Er beschloss deshalb, den Verkauf von knapp 3.000 Sozialwohnungen anzufechten. Unternommen hatte den die rechte Regionalregierung der Hauptstadtregion Madrid, die die Wohnungen an einen "Encasa Cibeles" verkaufte - das ist ein sogenannter "Geierfonds", der zu 97 Prozent der US-Investmentbank Goldman Sachs gehört.

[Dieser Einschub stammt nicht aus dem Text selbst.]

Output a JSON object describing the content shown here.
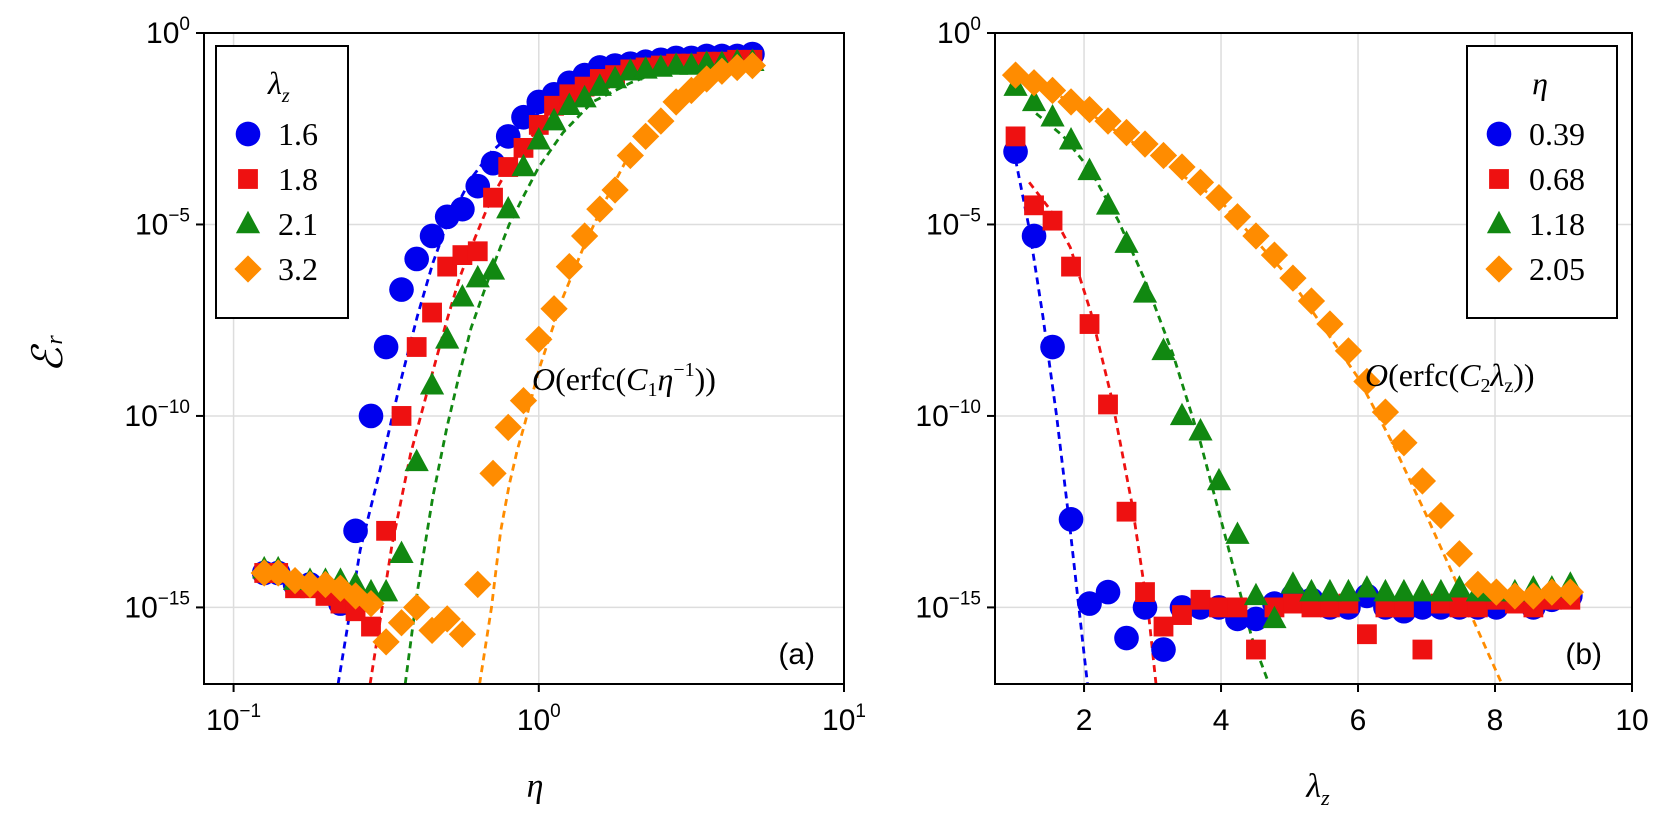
{
  "chart_data": [
    {
      "type": "scatter",
      "panel_label": "(a)",
      "xscale": "log",
      "yscale": "log",
      "xlabel": "η",
      "ylabel": "ℰ",
      "ylabel_sub": "r",
      "xlim": [
        0.08,
        10
      ],
      "ylim_exp": [
        -17,
        0
      ],
      "x_ticks": [
        {
          "base": "10",
          "exp": "−1",
          "v": -1
        },
        {
          "base": "10",
          "exp": "0",
          "v": 0
        },
        {
          "base": "10",
          "exp": "1",
          "v": 1
        }
      ],
      "y_ticks": [
        {
          "base": "10",
          "exp": "0",
          "v": 0
        },
        {
          "base": "10",
          "exp": "−5",
          "v": -5
        },
        {
          "base": "10",
          "exp": "−10",
          "v": -10
        },
        {
          "base": "10",
          "exp": "−15",
          "v": -15
        }
      ],
      "grid": true,
      "legend": {
        "title": "λ",
        "title_sub": "z",
        "position": "top-left"
      },
      "annotation": {
        "lead": "O",
        "open": "(erfc(",
        "c": "C",
        "c_sub": "1",
        "var": "η",
        "var_sup": "−1",
        "close": "))"
      },
      "series": [
        {
          "name": "1.6",
          "color": "#0000ee",
          "marker": "circle",
          "x": [
            0.126,
            0.14,
            0.159,
            0.178,
            0.2,
            0.224,
            0.251,
            0.282,
            0.316,
            0.355,
            0.398,
            0.447,
            0.501,
            0.562,
            0.631,
            0.708,
            0.794,
            0.891,
            1.0,
            1.122,
            1.259,
            1.413,
            1.585,
            1.778,
            1.995,
            2.239,
            2.512,
            2.818,
            3.162,
            3.548,
            3.981,
            4.467,
            5.012
          ],
          "y_exp": [
            -14.1,
            -14.1,
            -14.4,
            -14.4,
            -14.5,
            -14.9,
            -13.0,
            -10.0,
            -8.2,
            -6.7,
            -5.9,
            -5.3,
            -4.8,
            -4.6,
            -4.0,
            -3.4,
            -2.7,
            -2.2,
            -1.8,
            -1.6,
            -1.3,
            -1.1,
            -0.9,
            -0.85,
            -0.8,
            -0.75,
            -0.7,
            -0.65,
            -0.65,
            -0.6,
            -0.6,
            -0.6,
            -0.55
          ]
        },
        {
          "name": "1.8",
          "color": "#ee1111",
          "marker": "square",
          "x": [
            0.126,
            0.14,
            0.159,
            0.178,
            0.2,
            0.224,
            0.251,
            0.282,
            0.316,
            0.355,
            0.398,
            0.447,
            0.501,
            0.562,
            0.631,
            0.708,
            0.794,
            0.891,
            1.0,
            1.122,
            1.259,
            1.413,
            1.585,
            1.778,
            1.995,
            2.239,
            2.512,
            2.818,
            3.162,
            3.548,
            3.981,
            4.467,
            5.012
          ],
          "y_exp": [
            -14.1,
            -14.1,
            -14.5,
            -14.5,
            -14.7,
            -14.9,
            -15.1,
            -15.5,
            -13.0,
            -10.0,
            -8.2,
            -7.3,
            -6.1,
            -5.8,
            -5.7,
            -4.3,
            -3.5,
            -3.0,
            -2.4,
            -1.9,
            -1.6,
            -1.4,
            -1.2,
            -1.1,
            -0.95,
            -0.9,
            -0.85,
            -0.8,
            -0.8,
            -0.75,
            -0.75,
            -0.7,
            -0.7
          ]
        },
        {
          "name": "2.1",
          "color": "#118811",
          "marker": "triangle",
          "x": [
            0.126,
            0.14,
            0.159,
            0.178,
            0.2,
            0.224,
            0.251,
            0.282,
            0.316,
            0.355,
            0.398,
            0.447,
            0.501,
            0.562,
            0.631,
            0.708,
            0.794,
            0.891,
            1.0,
            1.122,
            1.259,
            1.413,
            1.585,
            1.778,
            1.995,
            2.239,
            2.512,
            2.818,
            3.162,
            3.548,
            3.981,
            4.467,
            5.012
          ],
          "y_exp": [
            -14.0,
            -14.0,
            -14.3,
            -14.3,
            -14.3,
            -14.3,
            -14.4,
            -14.6,
            -14.6,
            -13.6,
            -11.2,
            -9.2,
            -8.0,
            -6.9,
            -6.4,
            -6.2,
            -4.6,
            -3.5,
            -2.8,
            -2.3,
            -1.9,
            -1.7,
            -1.4,
            -1.2,
            -1.0,
            -0.95,
            -0.9,
            -0.85,
            -0.85,
            -0.8,
            -0.8,
            -0.75,
            -0.75
          ]
        },
        {
          "name": "3.2",
          "color": "#ff8c00",
          "marker": "diamond",
          "x": [
            0.126,
            0.14,
            0.159,
            0.178,
            0.2,
            0.224,
            0.251,
            0.282,
            0.316,
            0.355,
            0.398,
            0.447,
            0.501,
            0.562,
            0.631,
            0.708,
            0.794,
            0.891,
            1.0,
            1.122,
            1.259,
            1.413,
            1.585,
            1.778,
            1.995,
            2.239,
            2.512,
            2.818,
            3.162,
            3.548,
            3.981,
            4.467,
            5.012
          ],
          "y_exp": [
            -14.1,
            -14.1,
            -14.3,
            -14.4,
            -14.4,
            -14.5,
            -14.7,
            -14.9,
            -15.9,
            -15.4,
            -15.0,
            -15.6,
            -15.3,
            -15.7,
            -14.4,
            -11.5,
            -10.3,
            -9.6,
            -8.0,
            -7.2,
            -6.1,
            -5.3,
            -4.6,
            -4.1,
            -3.2,
            -2.7,
            -2.3,
            -1.8,
            -1.5,
            -1.2,
            -1.0,
            -0.9,
            -0.85
          ]
        }
      ],
      "fit_lines": [
        {
          "color": "#0000ee",
          "x": [
            0.22,
            0.26,
            0.3,
            0.35,
            0.4,
            0.45,
            0.5,
            0.6,
            0.7,
            0.85,
            1.0
          ],
          "y_exp": [
            -17,
            -13.5,
            -11.5,
            -9.2,
            -7.4,
            -6.0,
            -5.0,
            -3.8,
            -3.1,
            -2.5,
            -2.1
          ]
        },
        {
          "color": "#ee1111",
          "x": [
            0.28,
            0.33,
            0.38,
            0.43,
            0.5,
            0.55,
            0.6,
            0.7,
            0.8,
            0.9,
            1.0
          ],
          "y_exp": [
            -17,
            -13.4,
            -11.0,
            -9.4,
            -7.5,
            -6.4,
            -5.6,
            -4.3,
            -3.5,
            -2.9,
            -2.5
          ]
        },
        {
          "color": "#118811",
          "x": [
            0.365,
            0.4,
            0.45,
            0.5,
            0.55,
            0.6,
            0.7,
            0.8,
            0.9,
            1.0,
            1.2,
            1.5,
            2.0,
            2.5
          ],
          "y_exp": [
            -17,
            -14.6,
            -12.1,
            -10.3,
            -8.9,
            -7.7,
            -6.2,
            -5.0,
            -4.2,
            -3.5,
            -2.6,
            -1.8,
            -1.3,
            -1.0
          ]
        },
        {
          "color": "#ff8c00",
          "x": [
            0.64,
            0.7,
            0.75,
            0.8,
            0.85,
            0.9,
            1.0,
            1.1,
            1.2,
            1.4,
            1.6,
            1.8,
            2.0
          ],
          "y_exp": [
            -17,
            -15.0,
            -13.0,
            -11.8,
            -10.9,
            -10.2,
            -8.8,
            -7.8,
            -6.9,
            -5.6,
            -4.6,
            -3.8,
            -3.1
          ]
        }
      ]
    },
    {
      "type": "scatter",
      "panel_label": "(b)",
      "xscale": "linear",
      "yscale": "log",
      "xlabel": "λ",
      "xlabel_sub": "z",
      "xlim": [
        0.7,
        10
      ],
      "ylim_exp": [
        -17,
        0
      ],
      "x_ticks": [
        {
          "label": "2",
          "v": 2
        },
        {
          "label": "4",
          "v": 4
        },
        {
          "label": "6",
          "v": 6
        },
        {
          "label": "8",
          "v": 8
        },
        {
          "label": "10",
          "v": 10
        }
      ],
      "y_ticks": [
        {
          "base": "10",
          "exp": "0",
          "v": 0
        },
        {
          "base": "10",
          "exp": "−5",
          "v": -5
        },
        {
          "base": "10",
          "exp": "−10",
          "v": -10
        },
        {
          "base": "10",
          "exp": "−15",
          "v": -15
        }
      ],
      "grid": true,
      "legend": {
        "title": "η",
        "position": "top-right"
      },
      "annotation": {
        "lead": "O",
        "open": "(erfc(",
        "c": "C",
        "c_sub": "2",
        "var": "λ",
        "var_sub": "z",
        "close": "))"
      },
      "series": [
        {
          "name": "0.39",
          "color": "#0000ee",
          "marker": "circle",
          "x": [
            1.0,
            1.27,
            1.54,
            1.81,
            2.08,
            2.35,
            2.62,
            2.89,
            3.16,
            3.43,
            3.7,
            3.97,
            4.24,
            4.51,
            4.78,
            5.05,
            5.32,
            5.59,
            5.86,
            6.13,
            6.4,
            6.67,
            6.94,
            7.21,
            7.48,
            7.75,
            8.02,
            8.29,
            8.56,
            8.83,
            9.1
          ],
          "y_exp": [
            -3.1,
            -5.3,
            -8.2,
            -12.7,
            -14.9,
            -14.6,
            -15.8,
            -15.0,
            -16.1,
            -15.0,
            -15.0,
            -15.0,
            -15.3,
            -15.3,
            -14.9,
            -14.7,
            -14.8,
            -15.0,
            -15.0,
            -14.7,
            -15.0,
            -15.1,
            -15.0,
            -15.0,
            -15.0,
            -15.0,
            -15.0,
            -14.8,
            -15.0,
            -14.8,
            -14.7
          ]
        },
        {
          "name": "0.68",
          "color": "#ee1111",
          "marker": "square",
          "x": [
            1.0,
            1.27,
            1.54,
            1.81,
            2.08,
            2.35,
            2.62,
            2.89,
            3.16,
            3.43,
            3.7,
            3.97,
            4.24,
            4.51,
            4.78,
            5.05,
            5.32,
            5.59,
            5.86,
            6.13,
            6.4,
            6.67,
            6.94,
            7.21,
            7.48,
            7.75,
            8.02,
            8.29,
            8.56,
            8.83,
            9.1
          ],
          "y_exp": [
            -2.7,
            -4.5,
            -4.9,
            -6.1,
            -7.6,
            -9.7,
            -12.5,
            -14.6,
            -15.5,
            -15.2,
            -14.8,
            -15.0,
            -15.0,
            -16.1,
            -15.0,
            -14.9,
            -15.0,
            -15.0,
            -14.9,
            -15.7,
            -15.0,
            -15.0,
            -16.1,
            -14.9,
            -15.0,
            -15.0,
            -14.8,
            -14.9,
            -15.0,
            -14.8,
            -14.8
          ]
        },
        {
          "name": "1.18",
          "color": "#118811",
          "marker": "triangle",
          "x": [
            1.0,
            1.27,
            1.54,
            1.81,
            2.08,
            2.35,
            2.62,
            2.89,
            3.16,
            3.43,
            3.7,
            3.97,
            4.24,
            4.51,
            4.78,
            5.05,
            5.32,
            5.59,
            5.86,
            6.13,
            6.4,
            6.67,
            6.94,
            7.21,
            7.48,
            7.75,
            8.02,
            8.29,
            8.56,
            8.83,
            9.1
          ],
          "y_exp": [
            -1.4,
            -1.8,
            -2.2,
            -2.8,
            -3.6,
            -4.5,
            -5.5,
            -6.8,
            -8.3,
            -10.0,
            -10.4,
            -11.7,
            -13.1,
            -14.7,
            -15.3,
            -14.4,
            -14.6,
            -14.6,
            -14.6,
            -14.5,
            -14.6,
            -14.6,
            -14.6,
            -14.6,
            -14.5,
            -14.6,
            -14.6,
            -14.6,
            -14.5,
            -14.5,
            -14.4
          ]
        },
        {
          "name": "2.05",
          "color": "#ff8c00",
          "marker": "diamond",
          "x": [
            1.0,
            1.27,
            1.54,
            1.81,
            2.08,
            2.35,
            2.62,
            2.89,
            3.16,
            3.43,
            3.7,
            3.97,
            4.24,
            4.51,
            4.78,
            5.05,
            5.32,
            5.59,
            5.86,
            6.13,
            6.4,
            6.67,
            6.94,
            7.21,
            7.48,
            7.75,
            8.02,
            8.29,
            8.56,
            8.83,
            9.1
          ],
          "y_exp": [
            -1.1,
            -1.3,
            -1.5,
            -1.8,
            -2.0,
            -2.3,
            -2.6,
            -2.9,
            -3.2,
            -3.5,
            -3.9,
            -4.3,
            -4.8,
            -5.3,
            -5.8,
            -6.4,
            -7.0,
            -7.6,
            -8.3,
            -9.1,
            -9.9,
            -10.7,
            -11.7,
            -12.6,
            -13.6,
            -14.4,
            -14.6,
            -14.7,
            -14.7,
            -14.6,
            -14.6
          ]
        }
      ],
      "fit_lines": [
        {
          "color": "#0000ee",
          "x": [
            1.0,
            1.2,
            1.4,
            1.6,
            1.8,
            2.0,
            2.05
          ],
          "y_exp": [
            -3.3,
            -5.1,
            -7.4,
            -10.0,
            -13.0,
            -16.2,
            -17
          ]
        },
        {
          "color": "#ee1111",
          "x": [
            1.2,
            1.5,
            1.8,
            2.1,
            2.4,
            2.7,
            2.95,
            3.05
          ],
          "y_exp": [
            -3.9,
            -4.6,
            -5.6,
            -7.3,
            -9.5,
            -12.3,
            -15.3,
            -17
          ]
        },
        {
          "color": "#118811",
          "x": [
            1.3,
            1.7,
            2.1,
            2.5,
            2.9,
            3.3,
            3.7,
            4.1,
            4.45,
            4.7
          ],
          "y_exp": [
            -2.1,
            -2.7,
            -3.6,
            -4.9,
            -6.5,
            -8.4,
            -10.7,
            -13.4,
            -15.8,
            -17
          ]
        },
        {
          "color": "#ff8c00",
          "x": [
            1.2,
            2.0,
            3.0,
            4.0,
            5.0,
            6.0,
            6.5,
            7.0,
            7.5,
            7.9,
            8.1
          ],
          "y_exp": [
            -1.2,
            -2.0,
            -3.2,
            -4.4,
            -6.4,
            -9.0,
            -10.7,
            -12.6,
            -14.6,
            -16.2,
            -17
          ]
        }
      ]
    }
  ]
}
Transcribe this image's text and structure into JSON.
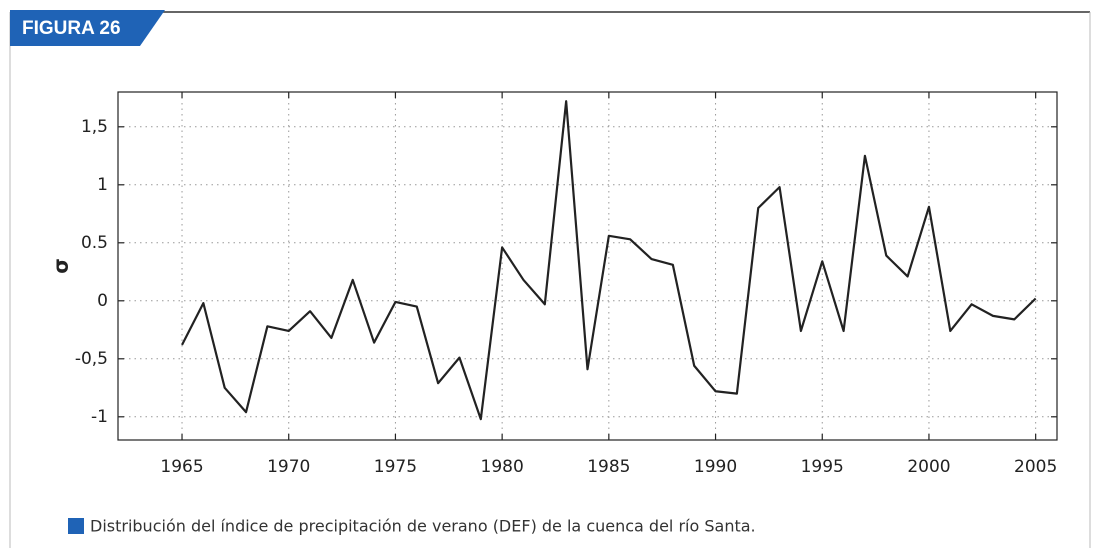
{
  "figure": {
    "label": "FIGURA 26",
    "caption": "Distribución del índice de precipitación de verano (DEF) de la cuenca del río Santa."
  },
  "chart_data": {
    "type": "line",
    "y_label": "σ",
    "x": [
      1965,
      1966,
      1967,
      1968,
      1969,
      1970,
      1971,
      1972,
      1973,
      1974,
      1975,
      1976,
      1977,
      1978,
      1979,
      1980,
      1981,
      1982,
      1983,
      1984,
      1985,
      1986,
      1987,
      1988,
      1989,
      1990,
      1991,
      1992,
      1993,
      1994,
      1995,
      1996,
      1997,
      1998,
      1999,
      2000,
      2001,
      2002,
      2003,
      2004,
      2005
    ],
    "series": [
      {
        "color": "#222222",
        "values": [
          -0.38,
          -0.02,
          -0.75,
          -0.96,
          -0.22,
          -0.26,
          -0.09,
          -0.32,
          0.18,
          -0.36,
          -0.01,
          -0.05,
          -0.71,
          -0.49,
          -1.02,
          0.46,
          0.18,
          -0.03,
          1.72,
          -0.59,
          0.56,
          0.53,
          0.36,
          0.31,
          -0.56,
          -0.78,
          -0.8,
          0.8,
          0.98,
          -0.26,
          0.34,
          -0.26,
          1.25,
          0.39,
          0.21,
          0.81,
          -0.26,
          -0.03,
          -0.13,
          -0.16,
          0.02
        ]
      }
    ],
    "xlim": [
      1962,
      2006
    ],
    "xticks": [
      1965,
      1970,
      1975,
      1980,
      1985,
      1990,
      1995,
      2000,
      2005
    ],
    "ylim": [
      -1.2,
      1.8
    ],
    "yticks": [
      {
        "value": -1,
        "label": "-1"
      },
      {
        "value": -0.5,
        "label": "-0,5"
      },
      0,
      0.5,
      1,
      {
        "value": 1.5,
        "label": "1,5"
      }
    ],
    "grid": true
  }
}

Dem Bauarbeiter Bouikou, der sich selbst als stur bezeichnet, fiel als Verteidiger der ebenfalls sture Anwalt Pinto zu, der sich mit Herz und Seele auch diesem Verfahren gewidmet hat. Gerichte hatte ihm immer wieder erklärt, seine Klage sei "aussichtslos". Ebenfalls betroffene Nachbarn von Bouikou machten sich derweil über den Bauarbeiter lustig. Denn viele gingen davon aus, dass gegen die Rechtsabteilung eines Giganten wie Goldman Sachs und die Anwälte der Regionalregierung nichts auszurichten sei.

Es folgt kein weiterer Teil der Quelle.